C’est à ce moment crucial que mon destin pris la forme d’un Monsieur remarquable. Comment oublier son nom : Jean-Marie Legay. De ce Monsieur, dont certains ont fait l’éloge bien mieux que je ne pourrais le faire (1), je dirais simplement que je lui dois la vie, la vie scientifique, cela s’entend, mais la science est indissociable de ma vie. Il m’a admis dans son équipe, malgré mes références catastrophiques, et m’a montré un chemin qui restera toujours le mien.

La suite fut un long fleuve tranquille, comme le dit Etienne Chatiliez, autrement dit ce fut tout sauf tranquille. J’allais où me conduisaient ma curiosité scientifique, les circonstances, les rencontres, avec des belles réussites, comme de retentissants échecs. Résultat, le vieux routard de la science que je suis devenu invite les internautes qui le voudront bien le suivre dans une promenade dans le vaste monde que j’ai côtoyé, partant des plus petits organismes jusqu’à englober l’univers.
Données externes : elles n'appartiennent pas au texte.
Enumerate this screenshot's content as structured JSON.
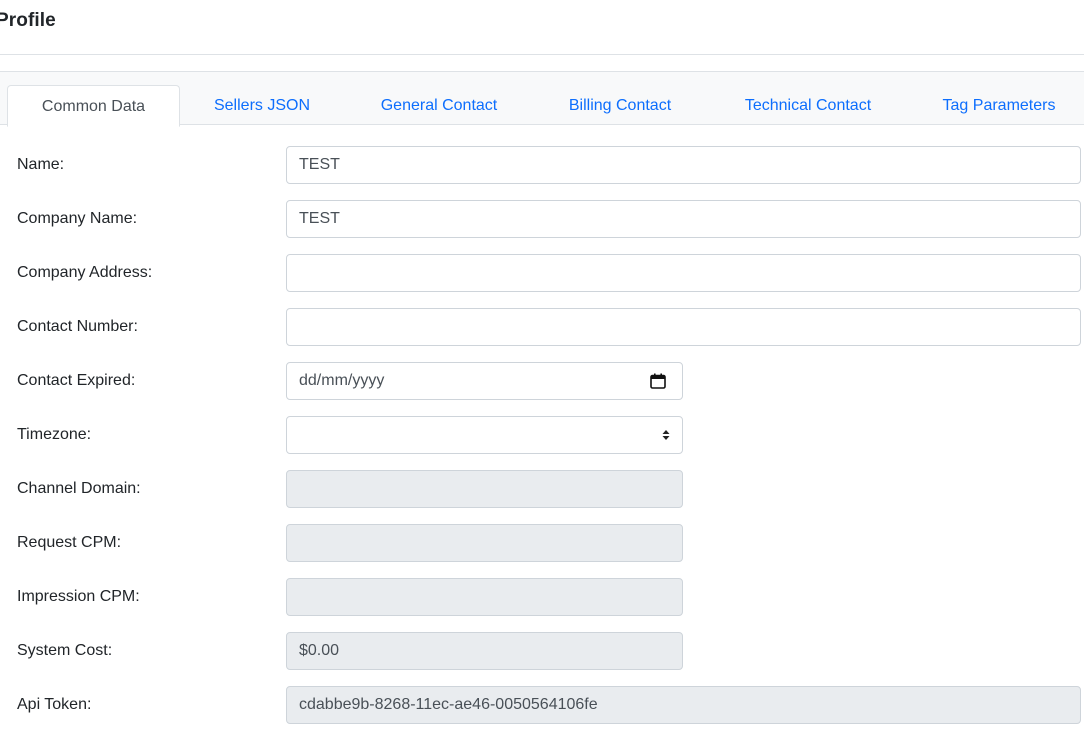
{
  "page": {
    "title": "Profile"
  },
  "tabs": [
    {
      "label": "Common Data",
      "active": true
    },
    {
      "label": "Sellers JSON",
      "active": false
    },
    {
      "label": "General Contact",
      "active": false
    },
    {
      "label": "Billing Contact",
      "active": false
    },
    {
      "label": "Technical Contact",
      "active": false
    },
    {
      "label": "Tag Parameters",
      "active": false
    }
  ],
  "form": {
    "name": {
      "label": "Name:",
      "value": "TEST"
    },
    "company_name": {
      "label": "Company Name:",
      "value": "TEST"
    },
    "company_address": {
      "label": "Company Address:",
      "value": ""
    },
    "contact_number": {
      "label": "Contact Number:",
      "value": ""
    },
    "contact_expired": {
      "label": "Contact Expired:",
      "placeholder": "dd/mm/yyyy",
      "icon": "calendar-icon"
    },
    "timezone": {
      "label": "Timezone:",
      "value": "",
      "icon": "select-arrows-icon"
    },
    "channel_domain": {
      "label": "Channel Domain:",
      "value": ""
    },
    "request_cpm": {
      "label": "Request CPM:",
      "value": ""
    },
    "impression_cpm": {
      "label": "Impression CPM:",
      "value": ""
    },
    "system_cost": {
      "label": "System Cost:",
      "value": "$0.00"
    },
    "api_token": {
      "label": "Api Token:",
      "value": "cdabbe9b-8268-11ec-ae46-0050564106fe"
    }
  },
  "colors": {
    "link": "#0d6efd",
    "disabled_bg": "#e9ecef",
    "border": "#ced4da"
  }
}
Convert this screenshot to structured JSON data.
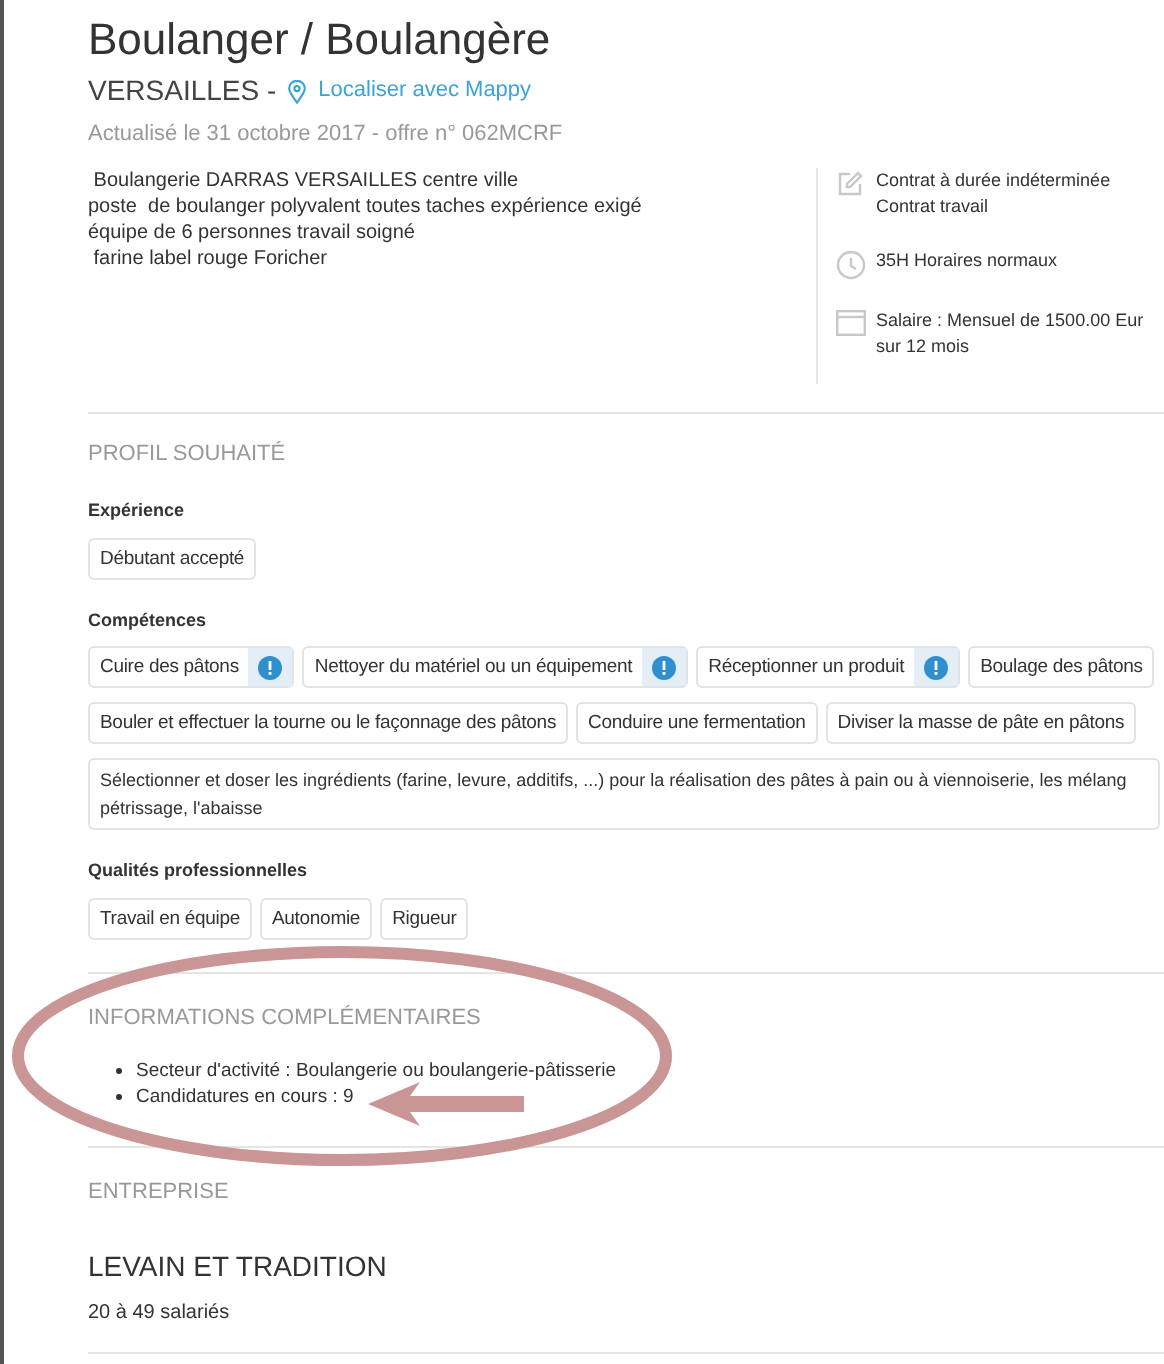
{
  "title": "Boulanger / Boulangère",
  "location": {
    "city": "VERSAILLES -",
    "map_link": "Localiser avec Mappy"
  },
  "updated": "Actualisé le 31 octobre 2017 - offre n° 062MCRF",
  "description": " Boulangerie DARRAS VERSAILLES centre ville\nposte  de boulanger polyvalent toutes taches expérience exigé\néquipe de 6 personnes travail soigné\n farine label rouge Foricher",
  "details": [
    {
      "kind": "contract",
      "text": "Contrat à durée indéterminée\nContrat travail"
    },
    {
      "kind": "hours",
      "text": "35H Horaires normaux"
    },
    {
      "kind": "salary",
      "text": "Salaire : Mensuel de 1500.00 Eur\nsur 12 mois"
    }
  ],
  "profile": {
    "heading": "PROFIL SOUHAITÉ",
    "groups": [
      {
        "label": "Expérience",
        "rows": [
          [
            {
              "text": "Débutant accepté",
              "info": false
            }
          ]
        ]
      },
      {
        "label": "Compétences",
        "rows": [
          [
            {
              "text": "Cuire des pâtons",
              "info": true
            },
            {
              "text": "Nettoyer du matériel ou un équipement",
              "info": true
            },
            {
              "text": "Réceptionner un produit",
              "info": true
            },
            {
              "text": "Boulage des pâtons",
              "info": false
            }
          ],
          [
            {
              "text": "Bouler et effectuer la tourne ou le façonnage des pâtons",
              "info": false
            },
            {
              "text": "Conduire une fermentation",
              "info": false
            },
            {
              "text": "Diviser la masse de pâte en pâtons",
              "info": false
            }
          ],
          [
            {
              "text": "Sélectionner et doser les ingrédients (farine, levure, additifs, ...) pour la réalisation des pâtes à pain ou à viennoiserie, les mélang\npétrissage, l'abaisse",
              "info": false
            }
          ]
        ]
      },
      {
        "label": "Qualités professionnelles",
        "rows": [
          [
            {
              "text": "Travail en équipe",
              "info": false
            },
            {
              "text": "Autonomie",
              "info": false
            },
            {
              "text": "Rigueur",
              "info": false
            }
          ]
        ]
      }
    ]
  },
  "additional": {
    "heading": "INFORMATIONS COMPLÉMENTAIRES",
    "items": [
      "Secteur d'activité : Boulangerie ou boulangerie-pâtisserie",
      "Candidatures en cours : 9"
    ]
  },
  "company": {
    "heading": "ENTREPRISE",
    "name": "LEVAIN ET TRADITION",
    "size": "20 à 49 salariés"
  }
}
Tout cela est bel et bon, mais que vaut la science si elle ne contribue pas à soulager les souffrances ? Avec nos collaborateurs, nous avons travaillé sur les terribles fléaux, dont les maladies dégénératives, Parkinson, Alzheimer ou d’autres, et par chance nous avons obtenu d’excellents résultats, oui mais c’était chez la souris.

Si nous avons pu le faire chez la souris, alors pourquoi pas chez l’homme ? Mais là c’est une autre histoire.

(1) Lire Jean-Marie Legay, le scientifique, l’humaniste et le novateur dans Natures Sciences Sociétés 2013/1 p.99-101, par Alain Pavé [que je salue au passage].